India’s SEBI encourages fintech start-ups
by Graham Buck
The Securities and Exchange Board of India (Sebi) has issued guidelines for tech start-ups and other fledgling businesses listed on its Innovators Growth Platform (IGP) – formerly the Institutional Trading Platform (ITP) until its renaming last December – that seek to trade on the main board of the stock exchange.
The ITP served as “a window on the stock exchanges where [Indian] e-commerce, data analytics, bio-technology and other start-ups could list and offer their shares for trading.”
A consultation paper issued this week by Sebi proposes that a company seeking to proceed to the stock market should be listed on an IGP platform for at least one year and have at least 200 shareholders for it to be eligible to trade on the main board.
The securities market regulator also published a framework for an innovation sandbox for helping non-regulated firms to tap market data feeds to test new product ideas. The initiative is being put forward to capitalise on fintech innovation within India's capital markets environment.
In a separate announcement Sebi said that it will permit mutual funds (MFs) to participate in exchange-traded commodity derivatives (ETCDs).

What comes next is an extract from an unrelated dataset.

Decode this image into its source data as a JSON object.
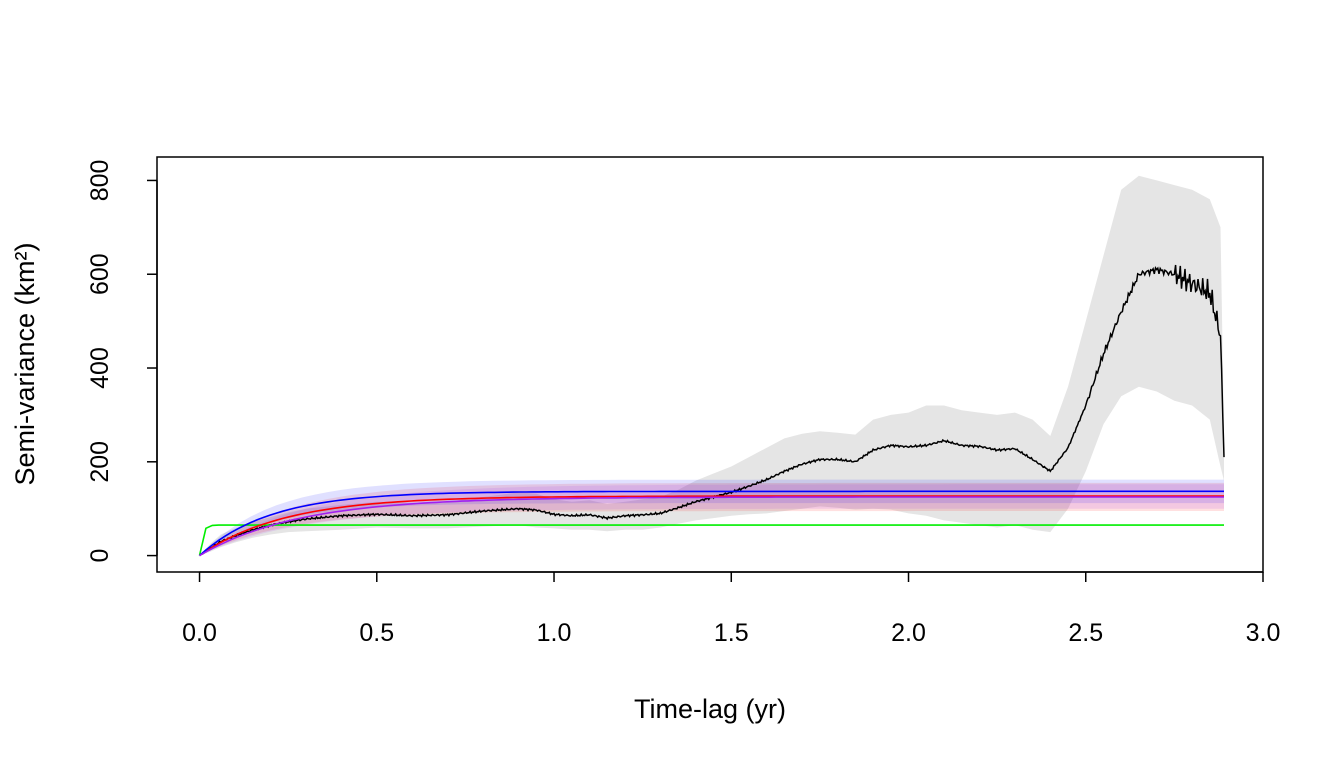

However, the regulator has decided to keep away MFs from trading in derivatives of sensitive commodities.
Fintech ‘a catalyst’
Sebi’s proposed ‘innovation sandbox” would create a closed environment in which fintech firms could experiment with and test innovations.
The regulator believes that fintechs should have access to market-related data, which is otherwise not readily available to them, to enable them to test their innovations effectively before the innovations go live and develop an ecosystem that promotes innovation in the securities market
“Sebi believes that encouraging adoption and usage of financial technology would a have a profound impact on the development of the securities markets,” the regulator stated. “Fintech can act as a catalyst to further develop and maintain an efficient, fair and transparent securities market ecosystem.”
The proposals, if adopted, would see firms in the sandbox gain access to a drip-feed of anonymised and historical depositories data (holding data, know-your-customer (KYC) data), stock exchange data (transactions data like order log, trade log) and mutual funds transactions data.
Rules of engagement
Many of India’s fintechs and e-commerce firms such as Flipkart, Paytm and InMobi have raised multiple rounds of funding from private equity and venture capital investors.
However, to date they have steered clear the public markets for various reasons including the valuation gap between what a company expects and the market’s willingness to pay for it, and retail investors’ lack of understanding about the business models of companies in these sectors.
For firms that now want to explore these markets and seek a listing, Sebi outlines three broad categories that focus on minimum promoter capital in the company, their lock-in period on share capital, and promoters’ track record as other eligibility criteria for such companies to trade on the main board.
Promoters should contribute at least 20% of the total share capital. Such capital, including contribution made by alternative investment funds (AIFs), foreign venture capital investors or any other public institution including banks, shall have a lock-in period of three years from the date on which trading approval is granted.
Any contribution to capital exceeding the 20% threshold shall be locked-in for one year, SEBI said. It added that a consultation period in the proposals will run to June 10.